Marta Mist emise una risata sprezzante. «Scordatelo, non ero nemmeno in grado di mettere a fuoco quello che mi passava davanti!»

«L’ho messo nel cassetto. So bene di averlo fatto», ripeté Briet con ostinazione tirando un profondo sospiro. «Che gli dico ora a Dori? Quello farà il matto.»

«Niente. Non gli dici proprio un cazzo a quello!»

«Ma…»

«Niente di niente, capito? Non è più nel cassetto, e allora? Che altro puoi farci tu?»

«Va bene… Ma non lo so», concluse Briet in tono di sconfitta.

«Comunque, è un bene che io lo sappia», riprese prontamente Marta. «Ho già parlato con Andri, e anche lui è d’accordo con me. Noi non diciamo mente e non facciamo niente, anche perché c’è ben poco da dire e da fare.» Si trattenne dall’aggiungere che c’erano voluti più di venti minuti per convincere Andri a non dire niente, di tutto quanto, ad Halldor. Invece addolcì il tono e concluse: «Non ti preoccupare. Se si trattasse di una cosa seria l’avrebbero già scoperto».

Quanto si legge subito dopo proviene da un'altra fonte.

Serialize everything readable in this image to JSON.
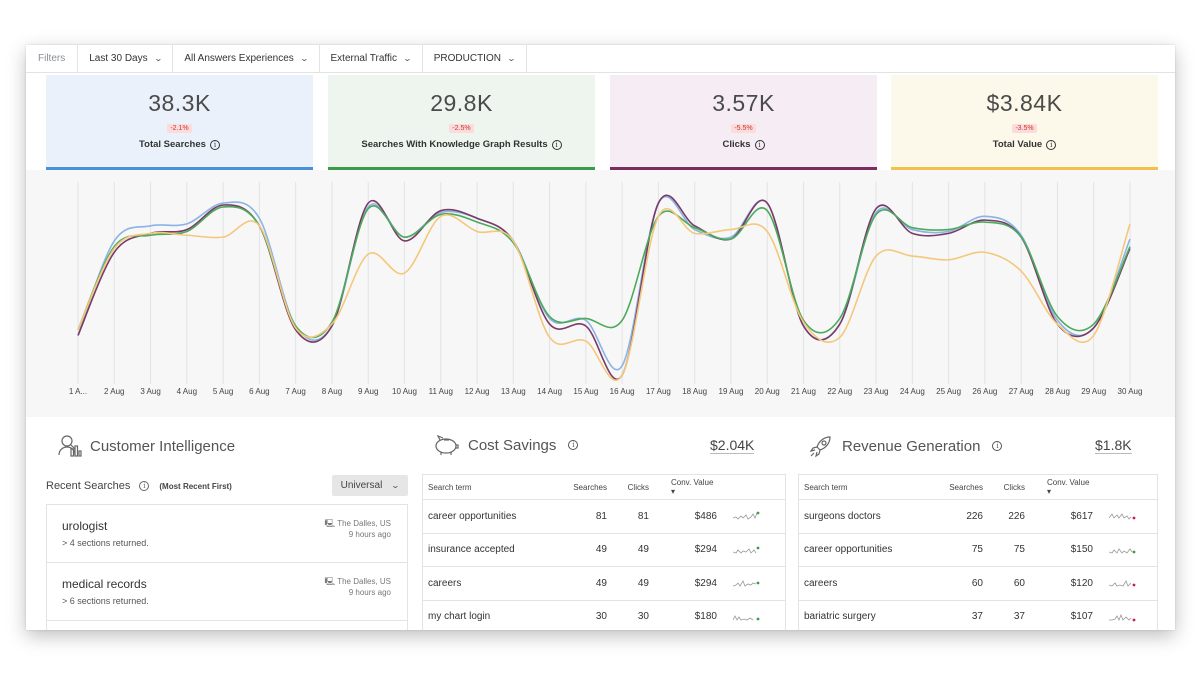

La porta della sala si spalancò e ne uscì la donna delle pulizie. A giudicare dal suo volto, c’erano delle grosse notizie dal mondo degli strofinacci! Aveva l’aspetto di una costretta a ingoiare del rabarbaro inacidito. Quanto tempo perso, pensò Marta Mist staccandosi di scatto dalla parete. «Briet», disse al telefono, «la tizia delle pulizie è appena uscita. Ora posso mettermi a cercare meglio. Ti chiamo più tardi», e chiuse la conversazione telefonica senza salutare. I soliti impicci della malora.

11

Thora sedeva alla scrivania di Harald Guntlieb, intenta a sfogliare una catasta di documenti. A un certo punto, sollevò gli occhi dai fogli, si stiracchiò e sbirciò Matthew, il quale sedeva in una poltrona nell’angolo dello studio, a sua volta immerso nella lettura. Avevano entrambi deciso di mettersi subito a indagare sugli atti indiziari che la polizia aveva prelevato durante la perquisizione dell’appartamento e di recente restituito. Si trattava di tre voluminosi scatoloni di cartone pieni di documenti di ogni tipo e, dopo meno di un’ora di lettura e catalogazione, Thora stava cominciando a perdere di vista il senso di quella ricerca. Le carte provenivano da diverse fonti: la maggior parte di esse era legata in un modo o nell’altro agli studi di Harald, poi c’erano estratti conto bancari, delle carte di credito e di altre istituzioni. Dal momento che quasi tutto era scritto in islandese, Matthew non si stava dimostrando di grande aiuto.

«Che cosa stiamo cercando di preciso?» chiese Thora di punto in bianco.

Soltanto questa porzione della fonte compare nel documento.